I am new to the forum and have an 8 month old havanese named MacGyver. I have been reading the forum a lot since we got him back in July, and decided to become a member.

We are having a bit of an issue with MacGyver lately, so I was hoping to get some input.

A couple of weeks ago MacGyver started having overnight accidents in his cage, which he had not done in months. He was barking non-stop starting around 4am. The first couple of nights we ignored him because we didn't want to "cave in," but then we decided to get up and let him out because we thought he really needed to go to the bathroom. He would go out and relieve himself, but then continue barking until we woke up 2 hours later for our normal morning routine. Last night, we decided to see if he could hold it again, so when he started barking at 4am, we did not go downstairs to let him out. He continued barking for 2 hours...but didn't have an accident.

We are confused because the first 3 months he was with us, he never had this problem. He would go 10-11 hours overnight without needing to go and without barking. The vet took a urine sample just to double check he had no UTI, and it came back normal. 

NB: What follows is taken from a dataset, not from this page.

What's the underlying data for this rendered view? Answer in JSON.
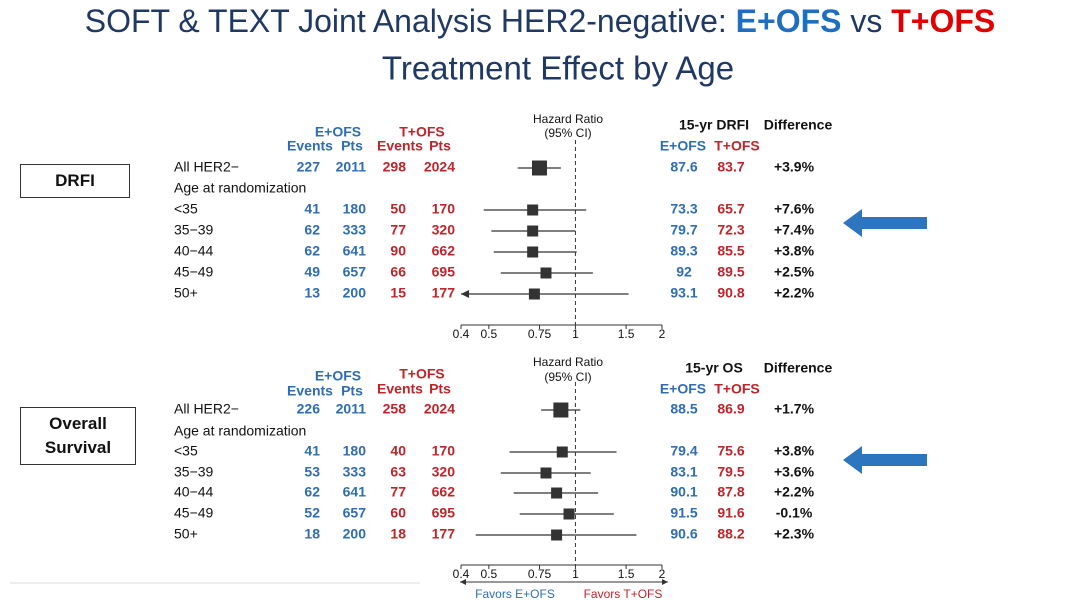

Any insight on why he may be barking all of the sudden at night? His cage is in the kitchen, and we have tried putting on a radio thinking that maybe he just wakes up feeling scared or alone, but that hasn't seemed to help. Do we let him just keep barking it out and hope he gets over this phase?

Any thoughts? Thanks for your help!


----------



## Sheri (Oct 11, 2008)

I'm no expert, but I'd guess he's feeling lonely and has decided enough is enough, it's time for some company/comfort. Is there a reason you can't have him in his crate in your room, where he can know someone is there?


----------



## Poornima (Jun 29, 2007)

I agree with Sheri. The Havanese are companion dogs and want to be with their human family all the time. My pups used to sleep in the crate next to our bed. But at about 7 or 8 months, they wanted to sleep with their pack. Benji used to whine and Lizzie started barking. They were fully house broken so we let them in our bed. You might want to keep the crate closer to your bed so that he can see and feel you are near by if you don't want him in your bed.


----------



## Sheri (Oct 11, 2008)

By the way, MacGyver is a cutie, and welcome!


----------



## davetgabby (Dec 29, 2007)

I too agree with Sheri. I think he just might be lonely.


----------



## boo2352 (Dec 18, 2006)

I don't have anything to add to the above, but my Havanese is also MacGyver! Great name. Welcome.


----------



## MacGyver (Nov 9, 2009)

boo2352 said:


> I don't have anything to add to the above, but my Havanese is also MacGyver! Great name. Welcome.


That's really funny that there is another havanese MacGyver. We always get so many comments about how unique the name is, and the vet chuckles whenever we call.  Your MacGyver is adorable!

Thanks for the suggestions everyone!


----------



## Beamer (Jan 29, 2007)

Welcome to the forum!

Ryan


----------



## luchetel (Jan 15, 2007)

I absolutely agree with everyone about the barking. 
Dogs are pack animals. They need to be with their pack at nite. When my fur babies were young, I put the crate on a little table next to my bed near my face...this way whenever they woke up they saw me. Neither of my guys cried or barked at nite- EVER. When they became putty trained, they were allowed to sleep on the bed with us. We have a king sized bed and there is plenty of room for all of us. We did need to use little doggie stairs so that they could get up on their own! 
I have given this advise to anyone who has a puppy- so many people put their crate in another room only to find that that they do not get any sleep because the puppies cry and whine all nite. Putting the crate near you is all they need. 
Good Luck! Let us know how it gores...and welcome!


----------